Nova Scotia byelections send voters back to the polls
Cape Breton Centre, Sydney-Whitney Pier, Dartmouth-South ridings up for grabs
Nova Scotians are going back to the polls on Tuesday, July 14 in three provincial ridings.
Cape Breton Centre and Sydney-Whitney Pier are up for grabs as a result of retirements, and Dartmouth-South is vacant because of the sudden death of Liberal Allan Rowe. He died in March of a brain aneurysm.
The NDP has had a lock on the two Cape Breton seats for more than a decade.
Former deputy premier Frank Corbett represented Cape Breton Centre for 17 years. Gordie Gosse was the MLA for Sydney-Whitney Pier for 12 years.
Each racked up impressive majorities.
In fact, Corbett took 80 per cent of the vote in 2009. The Dartmouth South seat has a more checkered political past.
Before Rowe won it for the Liberals in 2013, it was held by the NDP's Marilyn More through three elections. She won it in 2003 from Progressive Conservative cabinet minister Tim Olive.
He took the seat from new democrat Don Chard who won it after former Liberal premier John Savage stepped down.
'NDP have the most to lose'
The byelections come roughly midway through Stephen McNeil's first mandate.
"The NDP have the most to lose," said Don Mills, CEO of public research firm Corporate Research Associates.

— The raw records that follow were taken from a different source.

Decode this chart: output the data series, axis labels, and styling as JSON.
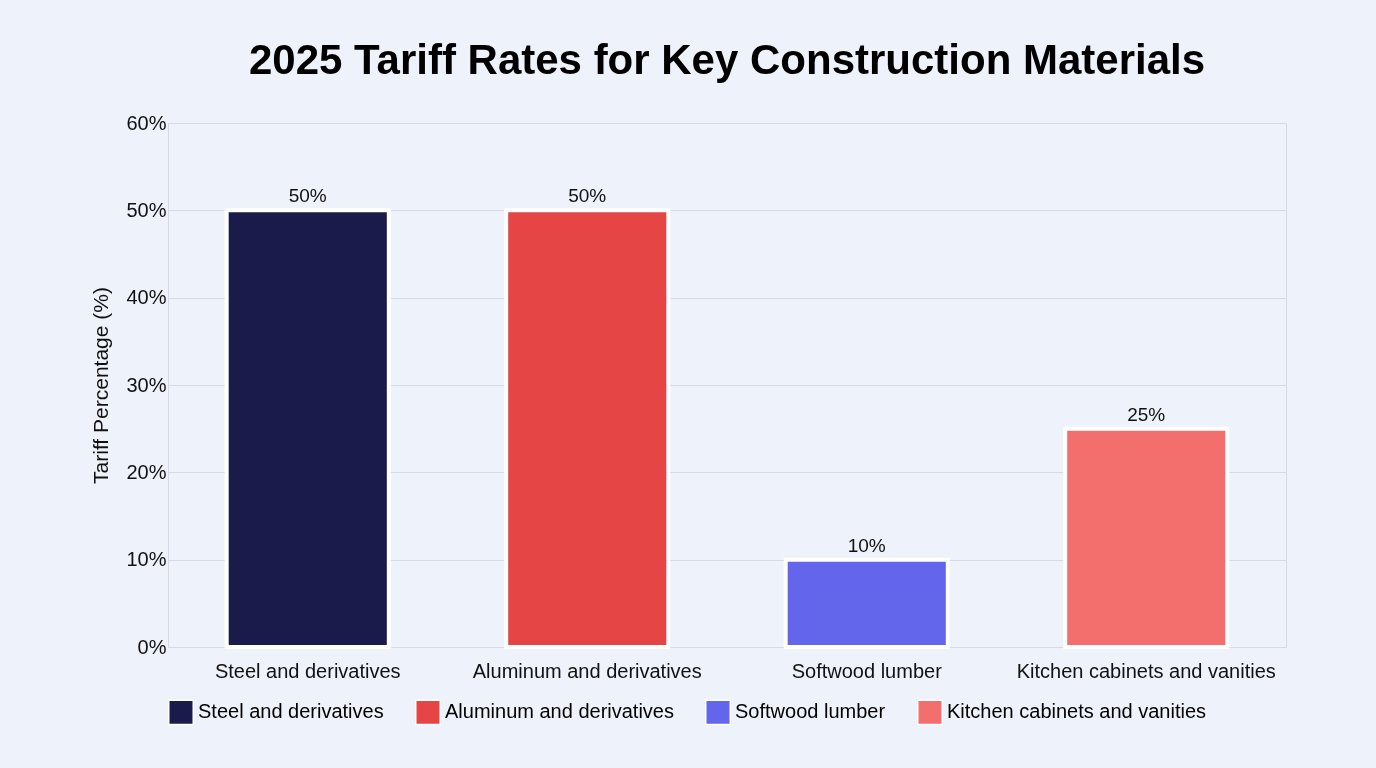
{
  "chart_data": {
    "type": "bar",
    "title": "2025 Tariff Rates for Key Construction Materials",
    "ylabel": "Tariff Percentage (%)",
    "categories": [
      "Steel and derivatives",
      "Aluminum and derivatives",
      "Softwood lumber",
      "Kitchen cabinets and vanities"
    ],
    "stacked": true,
    "series": [
      {
        "name": "Steel and derivatives",
        "color": "#1a1b4b",
        "values": [
          50,
          null,
          null,
          null
        ],
        "value_labels": [
          "50%",
          null,
          null,
          null
        ]
      },
      {
        "name": "Aluminum and derivatives",
        "color": "#e54545",
        "values": [
          null,
          50,
          null,
          null
        ],
        "value_labels": [
          null,
          "50%",
          null,
          null
        ]
      },
      {
        "name": "Softwood lumber",
        "color": "#6366ea",
        "values": [
          null,
          null,
          10,
          null
        ],
        "value_labels": [
          null,
          null,
          "10%",
          null
        ]
      },
      {
        "name": "Kitchen cabinets and vanities",
        "color": "#f26f6d",
        "values": [
          null,
          null,
          null,
          25
        ],
        "value_labels": [
          null,
          null,
          null,
          "25%"
        ]
      }
    ],
    "ylim": [
      0,
      60
    ],
    "yticks": [
      {
        "value": 0,
        "label": "0%"
      },
      {
        "value": 10,
        "label": "10%"
      },
      {
        "value": 20,
        "label": "20%"
      },
      {
        "value": 30,
        "label": "30%"
      },
      {
        "value": 40,
        "label": "40%"
      },
      {
        "value": 50,
        "label": "50%"
      },
      {
        "value": 60,
        "label": "60%"
      }
    ],
    "grid": "y",
    "legend": "bottom"
  }
}
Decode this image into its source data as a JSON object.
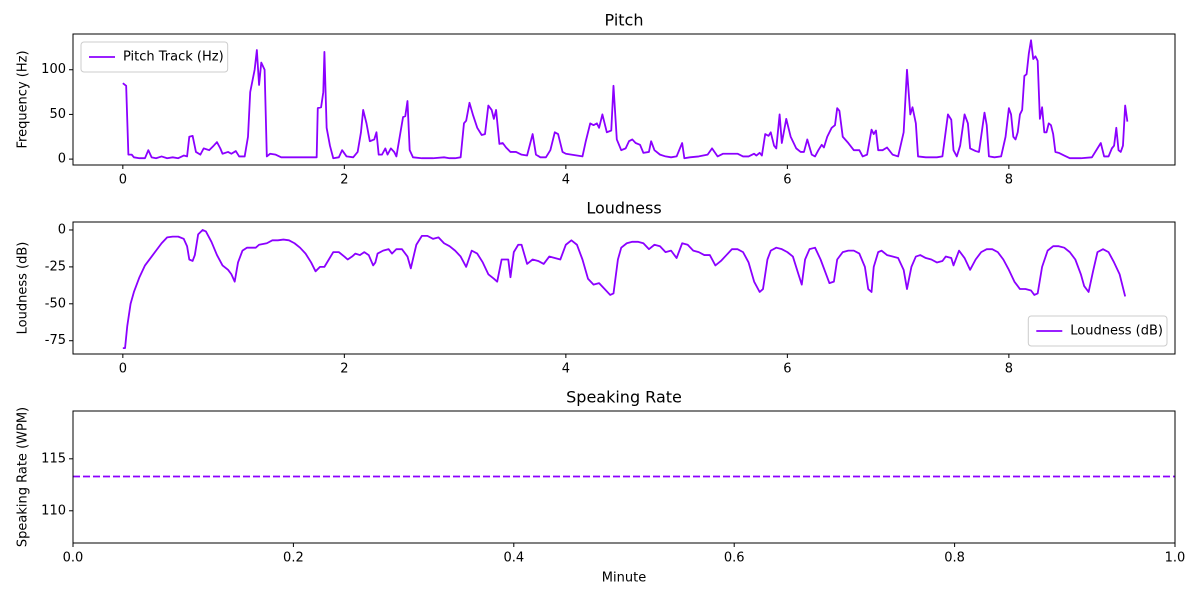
{
  "chart_data": [
    {
      "type": "line",
      "title": "Pitch",
      "ylabel": "Frequency (Hz)",
      "legend": "upper left",
      "xlim": [
        -0.45,
        9.5
      ],
      "xticks": [
        0,
        2,
        4,
        6,
        8
      ],
      "ylim": [
        -6.6,
        140
      ],
      "yticks": [
        0,
        50,
        100
      ],
      "x": [
        0,
        0.03,
        0.05,
        0.08,
        0.1,
        0.15,
        0.2,
        0.23,
        0.26,
        0.3,
        0.35,
        0.4,
        0.45,
        0.5,
        0.55,
        0.58,
        0.6,
        0.63,
        0.66,
        0.7,
        0.73,
        0.78,
        0.82,
        0.85,
        0.88,
        0.9,
        0.95,
        0.98,
        1.02,
        1.05,
        1.1,
        1.13,
        1.15,
        1.19,
        1.21,
        1.23,
        1.25,
        1.28,
        1.3,
        1.33,
        1.38,
        1.43,
        1.5,
        1.6,
        1.7,
        1.75,
        1.76,
        1.79,
        1.81,
        1.82,
        1.84,
        1.87,
        1.9,
        1.95,
        1.98,
        2.02,
        2.08,
        2.12,
        2.15,
        2.17,
        2.2,
        2.23,
        2.27,
        2.29,
        2.31,
        2.34,
        2.37,
        2.39,
        2.42,
        2.45,
        2.47,
        2.5,
        2.53,
        2.55,
        2.57,
        2.59,
        2.62,
        2.7,
        2.8,
        2.9,
        2.95,
        3.0,
        3.05,
        3.08,
        3.1,
        3.13,
        3.16,
        3.2,
        3.24,
        3.27,
        3.3,
        3.33,
        3.35,
        3.37,
        3.4,
        3.43,
        3.46,
        3.5,
        3.55,
        3.6,
        3.65,
        3.7,
        3.73,
        3.77,
        3.82,
        3.86,
        3.9,
        3.93,
        3.97,
        4.0,
        4.05,
        4.1,
        4.15,
        4.18,
        4.22,
        4.25,
        4.28,
        4.3,
        4.33,
        4.37,
        4.41,
        4.43,
        4.46,
        4.5,
        4.54,
        4.57,
        4.6,
        4.63,
        4.67,
        4.7,
        4.75,
        4.77,
        4.8,
        4.85,
        4.9,
        4.95,
        5.0,
        5.05,
        5.07,
        5.12,
        5.2,
        5.28,
        5.32,
        5.37,
        5.42,
        5.5,
        5.55,
        5.6,
        5.65,
        5.7,
        5.72,
        5.75,
        5.77,
        5.8,
        5.83,
        5.85,
        5.88,
        5.9,
        5.93,
        5.95,
        5.99,
        6.03,
        6.08,
        6.12,
        6.15,
        6.18,
        6.22,
        6.25,
        6.28,
        6.31,
        6.33,
        6.36,
        6.4,
        6.43,
        6.45,
        6.47,
        6.5,
        6.55,
        6.6,
        6.65,
        6.68,
        6.72,
        6.76,
        6.78,
        6.8,
        6.82,
        6.86,
        6.9,
        6.95,
        7.0,
        7.05,
        7.08,
        7.11,
        7.13,
        7.16,
        7.18,
        7.25,
        7.35,
        7.4,
        7.45,
        7.48,
        7.5,
        7.53,
        7.56,
        7.6,
        7.63,
        7.65,
        7.7,
        7.73,
        7.78,
        7.8,
        7.82,
        7.87,
        7.93,
        7.97,
        8.0,
        8.02,
        8.04,
        8.06,
        8.08,
        8.1,
        8.12,
        8.14,
        8.16,
        8.18,
        8.2,
        8.22,
        8.24,
        8.26,
        8.28,
        8.3,
        8.32,
        8.34,
        8.36,
        8.38,
        8.4,
        8.42,
        8.45,
        8.5,
        8.55,
        8.65,
        8.75,
        8.8,
        8.83,
        8.86,
        8.9,
        8.93,
        8.95,
        8.97,
        8.99,
        9.01,
        9.03,
        9.05,
        9.07
      ],
      "series": [
        {
          "name": "Pitch Track (Hz)",
          "color": "#8b00ff",
          "values": [
            85,
            82,
            5,
            5,
            2,
            1,
            1,
            10,
            2,
            1,
            3,
            1,
            2,
            1,
            4,
            3,
            25,
            26,
            8,
            5,
            12,
            10,
            15,
            19,
            12,
            6,
            8,
            6,
            9,
            3,
            3,
            25,
            75,
            100,
            122,
            83,
            108,
            100,
            3,
            6,
            5,
            2,
            2,
            2,
            2,
            2,
            57,
            58,
            75,
            120,
            35,
            15,
            1,
            2,
            10,
            3,
            2,
            8,
            30,
            55,
            40,
            20,
            22,
            30,
            5,
            5,
            12,
            5,
            12,
            8,
            3,
            25,
            47,
            48,
            65,
            10,
            2,
            1,
            1,
            2,
            1,
            1,
            2,
            40,
            43,
            63,
            50,
            35,
            27,
            28,
            60,
            55,
            45,
            55,
            17,
            18,
            13,
            8,
            8,
            5,
            4,
            28,
            5,
            2,
            2,
            10,
            30,
            28,
            8,
            6,
            5,
            4,
            3,
            20,
            40,
            38,
            40,
            35,
            50,
            30,
            32,
            82,
            22,
            10,
            12,
            20,
            22,
            18,
            16,
            7,
            8,
            20,
            10,
            5,
            3,
            2,
            3,
            18,
            1,
            2,
            3,
            5,
            12,
            3,
            6,
            6,
            6,
            3,
            3,
            6,
            4,
            7,
            4,
            28,
            26,
            30,
            15,
            12,
            50,
            18,
            45,
            25,
            12,
            8,
            8,
            22,
            5,
            3,
            10,
            16,
            13,
            25,
            35,
            38,
            57,
            54,
            25,
            18,
            10,
            10,
            3,
            5,
            33,
            28,
            32,
            10,
            10,
            13,
            5,
            3,
            30,
            100,
            50,
            58,
            40,
            3,
            2,
            2,
            3,
            50,
            44,
            10,
            3,
            15,
            50,
            40,
            12,
            9,
            8,
            52,
            38,
            3,
            2,
            3,
            25,
            57,
            50,
            25,
            22,
            30,
            50,
            55,
            93,
            95,
            118,
            133,
            112,
            115,
            110,
            45,
            58,
            30,
            30,
            40,
            38,
            28,
            8,
            7,
            4,
            1,
            1,
            2,
            12,
            18,
            3,
            3,
            12,
            15,
            35,
            10,
            8,
            15,
            60,
            42
          ]
        }
      ]
    },
    {
      "type": "line",
      "title": "Loudness",
      "ylabel": "Loudness (dB)",
      "legend": "lower right",
      "xlim": [
        -0.45,
        9.5
      ],
      "xticks": [
        0,
        2,
        4,
        6,
        8
      ],
      "ylim": [
        -84,
        5.4
      ],
      "yticks": [
        0,
        -25,
        -50,
        -75
      ],
      "x": [
        0,
        0.02,
        0.04,
        0.07,
        0.1,
        0.15,
        0.2,
        0.25,
        0.3,
        0.35,
        0.4,
        0.45,
        0.5,
        0.55,
        0.58,
        0.6,
        0.63,
        0.65,
        0.68,
        0.72,
        0.75,
        0.8,
        0.85,
        0.9,
        0.95,
        0.98,
        1.01,
        1.04,
        1.08,
        1.12,
        1.2,
        1.23,
        1.3,
        1.35,
        1.4,
        1.45,
        1.5,
        1.55,
        1.6,
        1.65,
        1.7,
        1.74,
        1.78,
        1.82,
        1.86,
        1.9,
        1.95,
        2.0,
        2.03,
        2.07,
        2.1,
        2.14,
        2.18,
        2.22,
        2.26,
        2.28,
        2.3,
        2.35,
        2.4,
        2.43,
        2.47,
        2.52,
        2.57,
        2.6,
        2.65,
        2.7,
        2.75,
        2.8,
        2.85,
        2.9,
        2.95,
        3.0,
        3.05,
        3.1,
        3.15,
        3.2,
        3.25,
        3.3,
        3.35,
        3.38,
        3.42,
        3.48,
        3.5,
        3.53,
        3.57,
        3.6,
        3.65,
        3.7,
        3.75,
        3.8,
        3.85,
        3.9,
        3.95,
        4.0,
        4.05,
        4.1,
        4.15,
        4.2,
        4.25,
        4.3,
        4.35,
        4.4,
        4.43,
        4.47,
        4.5,
        4.55,
        4.6,
        4.65,
        4.7,
        4.75,
        4.8,
        4.85,
        4.9,
        4.95,
        5.0,
        5.05,
        5.1,
        5.15,
        5.2,
        5.25,
        5.3,
        5.35,
        5.4,
        5.45,
        5.5,
        5.55,
        5.6,
        5.65,
        5.7,
        5.75,
        5.78,
        5.82,
        5.85,
        5.9,
        5.95,
        6.0,
        6.05,
        6.1,
        6.13,
        6.16,
        6.2,
        6.25,
        6.3,
        6.35,
        6.38,
        6.42,
        6.45,
        6.5,
        6.55,
        6.6,
        6.65,
        6.7,
        6.73,
        6.76,
        6.78,
        6.82,
        6.85,
        6.9,
        6.95,
        7.0,
        7.05,
        7.08,
        7.12,
        7.16,
        7.2,
        7.25,
        7.3,
        7.35,
        7.4,
        7.43,
        7.48,
        7.5,
        7.55,
        7.6,
        7.65,
        7.7,
        7.75,
        7.8,
        7.85,
        7.9,
        7.95,
        8.0,
        8.05,
        8.1,
        8.15,
        8.2,
        8.23,
        8.26,
        8.3,
        8.35,
        8.4,
        8.45,
        8.5,
        8.55,
        8.6,
        8.65,
        8.68,
        8.72,
        8.76,
        8.8,
        8.85,
        8.9,
        8.95,
        9.0,
        9.05
      ],
      "series": [
        {
          "name": "Loudness (dB)",
          "color": "#8b00ff",
          "values": [
            -80,
            -80,
            -65,
            -50,
            -42,
            -32,
            -24,
            -19,
            -14,
            -9,
            -5,
            -4.5,
            -4.5,
            -6,
            -11,
            -20,
            -21,
            -17,
            -3,
            0,
            -1,
            -8,
            -17,
            -24,
            -27,
            -30,
            -35,
            -22,
            -14,
            -12,
            -12,
            -10,
            -9,
            -7,
            -7,
            -6.5,
            -7,
            -9,
            -12,
            -16,
            -22,
            -28,
            -25,
            -25,
            -20,
            -15,
            -15,
            -18,
            -20,
            -18,
            -16,
            -17,
            -15,
            -17,
            -24,
            -22,
            -16,
            -14,
            -13,
            -16,
            -13,
            -13,
            -18,
            -26,
            -10,
            -4,
            -4,
            -6,
            -5,
            -9,
            -11,
            -14,
            -18,
            -25,
            -14,
            -16,
            -22,
            -30,
            -33,
            -35,
            -20,
            -20,
            -32,
            -15,
            -10,
            -10,
            -23,
            -20,
            -21,
            -23,
            -18,
            -19,
            -20,
            -10,
            -7,
            -10,
            -20,
            -33,
            -37,
            -36,
            -40,
            -44,
            -43,
            -20,
            -12,
            -9,
            -8,
            -8,
            -9,
            -13,
            -10,
            -11,
            -15,
            -14,
            -19,
            -9,
            -10,
            -14,
            -15,
            -17,
            -17,
            -24,
            -21,
            -17,
            -13,
            -13,
            -15,
            -22,
            -35,
            -42,
            -40,
            -20,
            -14,
            -12,
            -13,
            -15,
            -18,
            -30,
            -37,
            -20,
            -13,
            -12,
            -20,
            -30,
            -36,
            -35,
            -20,
            -15,
            -14,
            -14,
            -16,
            -25,
            -40,
            -42,
            -25,
            -15,
            -14,
            -17,
            -18,
            -19,
            -27,
            -40,
            -25,
            -18,
            -17,
            -19,
            -20,
            -22,
            -21,
            -18,
            -19,
            -24,
            -14,
            -19,
            -27,
            -20,
            -15,
            -13,
            -13,
            -15,
            -20,
            -27,
            -35,
            -40,
            -40,
            -41,
            -44,
            -43,
            -25,
            -14,
            -11,
            -11,
            -12,
            -15,
            -20,
            -30,
            -38,
            -42,
            -28,
            -15,
            -13,
            -15,
            -22,
            -30,
            -45
          ]
        }
      ]
    },
    {
      "type": "hline",
      "title": "Speaking Rate",
      "ylabel": "Speaking Rate (WPM)",
      "xlabel": "Minute",
      "xlim": [
        0,
        1
      ],
      "xticks": [
        {
          "value": 0,
          "label": "0.0"
        },
        0.2,
        0.4,
        0.6,
        0.8,
        {
          "value": 1,
          "label": "1.0"
        }
      ],
      "ylim": [
        106.9,
        119.6
      ],
      "yticks": [
        110,
        115
      ],
      "value": 113.3,
      "color": "#8b00ff",
      "linestyle": "dashed"
    }
  ]
}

"Two of those ridings are pretty long-standing NDP ridings. If they were not able to hold those two seats [or] lost all three, I think it would mean that they have a big rebuilding job to do. It may be bigger than they expect."
The party with the most to gain is the PC party, according to Mills — and the party wouldn't have to win a seat to do it.
"If they were to not necessarily win, but be competitive in those byelections that would send the signal that people are starting to to give them serious consideration as an alternative," said Mills.
The party's best showing in the last election in the three ridings up for grab was 18 per cent of the vote in Dartmouth South.
As for the Liberal party, Mills doesn't think these byelections are make or break, nor are they a mid-term assessment of their government.
"Even if they were to lose the Dartmouth South seat, it's not going to make an impact on their ability to run the province. They could easily position it saying it's not a traditional Liberal seat."
Dartmouth South has been represented by all three parties since 1999, but the NDP has held it the longest during that time — 10 years.
In the CRA poll released on Wednesday, 50 per cent of those surveyed said they were completely or mostly satisfied in the Liberal government.